Depression and Migraine
Both conditions are more common in women than men and have been associated with increased risk of heart disease and stroke. One study showed that moderate to severe depression doubles the risk of heart attack in the next two years and increases the risk of death. As such, the American Heart Association (AHA) recommends that every woman be screened and treated for depression. Migraines, especially with aura (symptoms you notice shortly before the headache begins), have been associated with elevated cholesterol, marked inactivity, depression, sleep disturbances, and heart attacks.18
How Treatment Varies between Men and Women
Despite the beneficial effects of certain medicines or increased accuracy of diagnostic methods for heart disease, both of those have been found to be delayed in women.

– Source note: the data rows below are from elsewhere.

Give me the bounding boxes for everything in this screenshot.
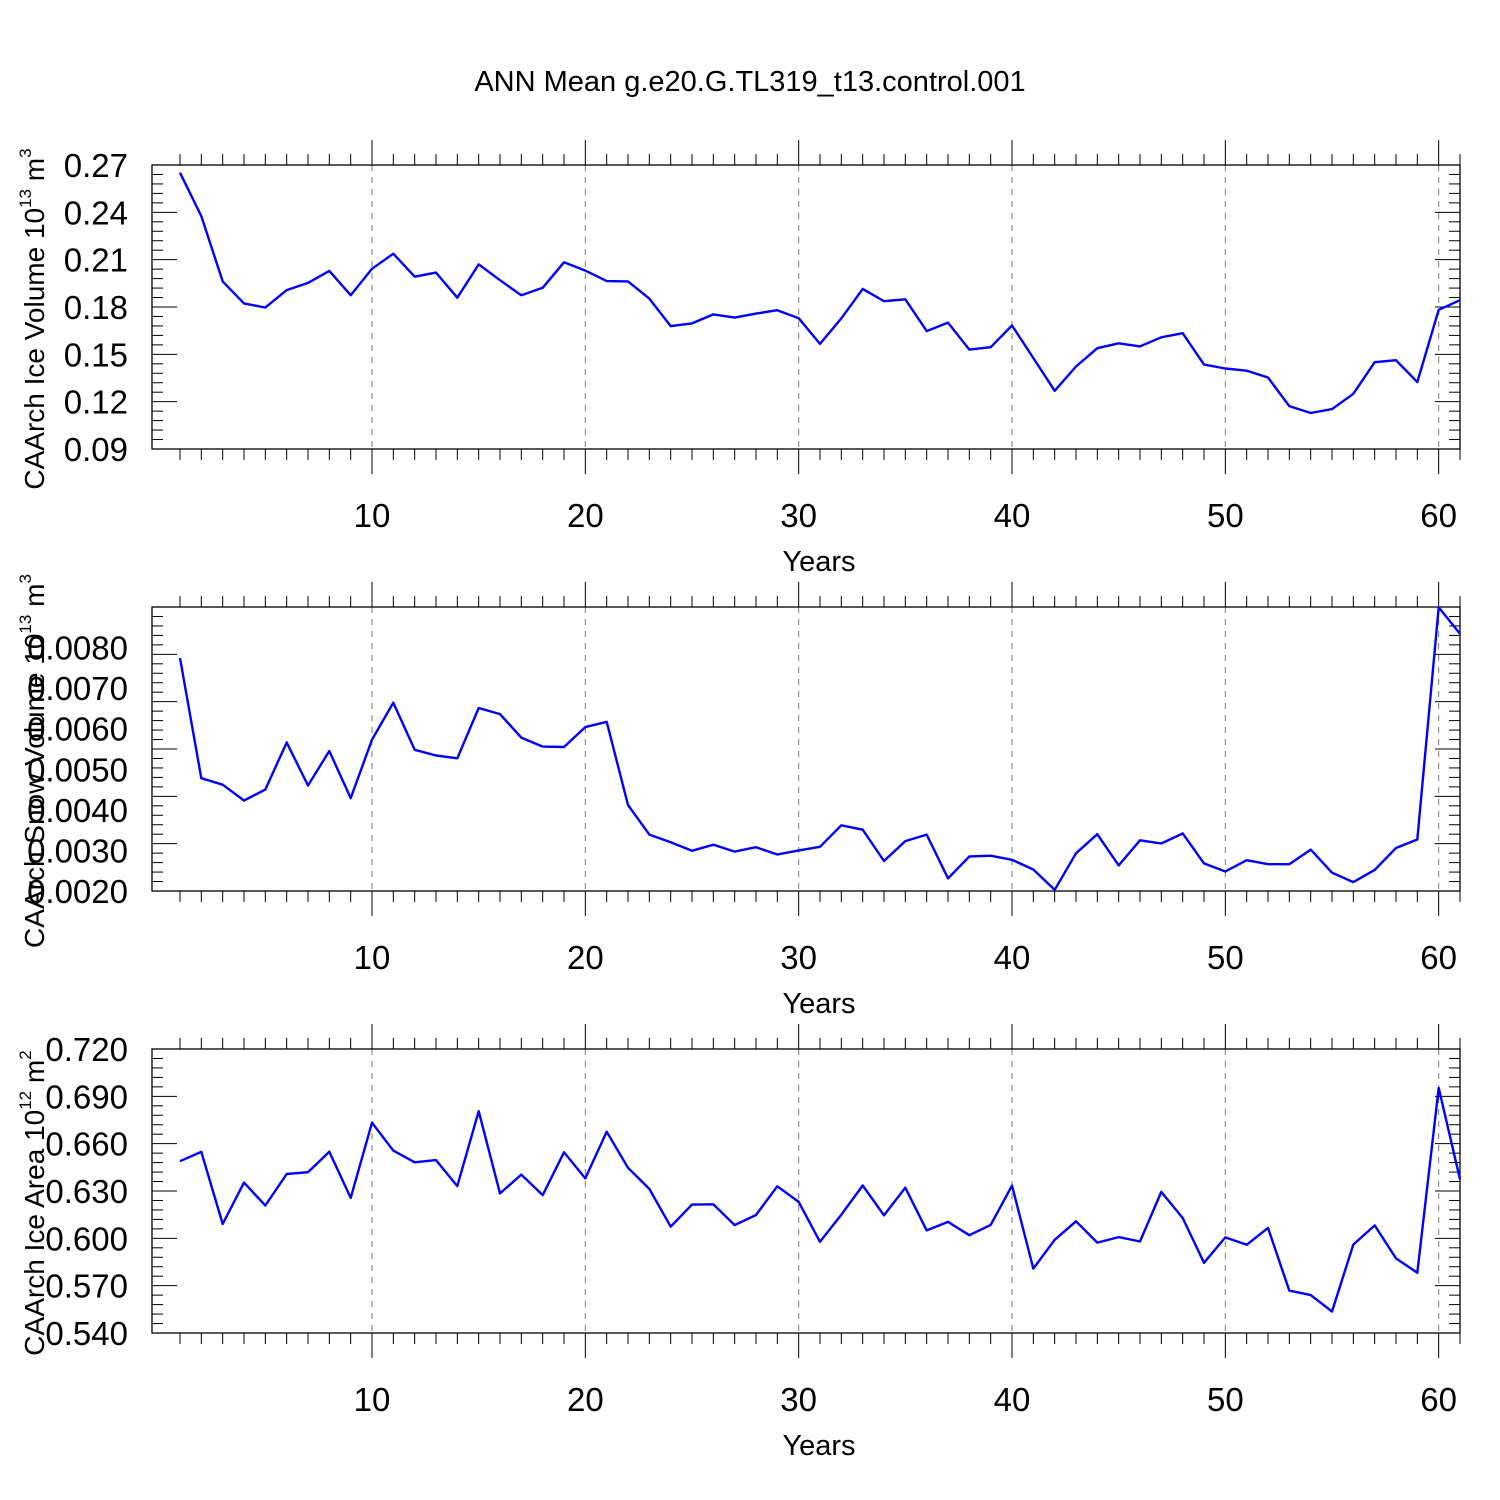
- x-tick-label: 50: [1207, 939, 1244, 976]
- y-tick-label: 0.15: [64, 336, 128, 373]
- y-tick-label: 0.690: [45, 1078, 128, 1115]
- y-tick-label: 0.09: [64, 431, 128, 468]
- x-axis-label: Years: [782, 546, 855, 578]
- x-tick-label: 60: [1420, 939, 1457, 976]
- y-tick-label: 0.27: [64, 147, 128, 184]
- x-tick-label: 60: [1420, 497, 1457, 534]
- y-tick-label: 0.0060: [27, 711, 128, 748]
- y-tick-label: 0.0040: [27, 792, 128, 829]
- x-axis-label: Years: [782, 1430, 855, 1462]
- series-line: [179, 1086, 1462, 1313]
- y-axis-label: CAArch Snow Volume 1013 m3: [16, 574, 50, 948]
- x-tick-label: 20: [567, 939, 604, 976]
- y-tick-label: 0.12: [64, 384, 128, 421]
- x-tick-label: 40: [994, 939, 1031, 976]
- x-tick-label: 60: [1420, 1381, 1457, 1418]
- x-tick-label: 10: [354, 1381, 391, 1418]
- x-tick-label: 40: [994, 1381, 1031, 1418]
- y-axis-label: CAArch Ice Volume 1013 m3: [16, 148, 50, 489]
- series-line: [178, 172, 1461, 415]
- x-tick-label: 10: [354, 939, 391, 976]
- y-tick-label: 0.0030: [27, 832, 128, 869]
- series-line: [178, 606, 1461, 891]
- y-tick-label: 0.630: [45, 1173, 128, 1210]
- y-axis-label: CAArch Ice Area 1012 m2: [16, 1050, 50, 1355]
- plot-frame: [151, 606, 1461, 892]
- x-tick-label: 50: [1207, 1381, 1244, 1418]
- y-tick-label: 0.0020: [27, 873, 128, 910]
- y-tick-label: 0.21: [64, 242, 128, 279]
- x-tick-label: 40: [994, 497, 1031, 534]
- y-tick-label: 0.720: [45, 1031, 128, 1068]
- panel-1: 0.09 0.12 0.15 0.18 0.21 0.24 0.27 10 20 30 40 50 60…: [16, 140, 1461, 578]
- y-tick-label: 0.0080: [27, 630, 128, 667]
- y-tick-label: 0.660: [45, 1126, 128, 1163]
- x-tick-label: 20: [567, 497, 604, 534]
- x-tick-label: 30: [780, 497, 817, 534]
- panel-3: 0.540 0.570 0.600 0.630 0.660 0.690 0.720 10 20 3…: [16, 1024, 1462, 1462]
- plot-frame: [151, 164, 1461, 450]
- y-tick-label: 0.600: [45, 1220, 128, 1257]
- x-tick-label: 20: [567, 1381, 604, 1418]
- y-tick-label: 0.0050: [27, 751, 128, 788]
- y-tick-label: 0.24: [64, 194, 128, 231]
- figure-title: ANN Mean g.e20.G.TL319_t13.control.001: [474, 66, 1025, 98]
- y-tick-label: 0.0070: [27, 670, 128, 707]
- y-tick-label: 0.540: [45, 1315, 128, 1352]
- y-tick-label: 0.570: [45, 1268, 128, 1305]
- x-tick-label: 30: [780, 1381, 817, 1418]
- plot-frame: [151, 1048, 1461, 1334]
- x-tick-label: 50: [1207, 497, 1244, 534]
- x-axis-label: Years: [782, 988, 855, 1020]
- x-tick-label: 30: [780, 939, 817, 976]
- y-tick-label: 0.18: [64, 289, 128, 326]
- x-tick-label: 10: [354, 497, 391, 534]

- Women are less likely to get stress testing to diagnose heart disease.19
- Women have higher rates of readmission to the hospital after a heart attack or episode of heart failure.20
- Medications known to improve the outcome after a heart attack (including aspirin, beta-blockers, and statins) are prescribed to women less frequently.
- Fewer women than men perform the recommended 150 minutes of exercise each week.21
Although heart disease is the leading cause of death in women in the U.S., risk factors including obesity, lack of exercise, high blood pressure, blood sugar, and cholesterol continue to rise in young women. Being aware of female-specific risks and the symptoms of heart disease factors can help women prevent and recognize heart attacks. Women need to not only be aware of treatment options after a heart attack, but also become assertive about asking their doctor about those treatments and referrals.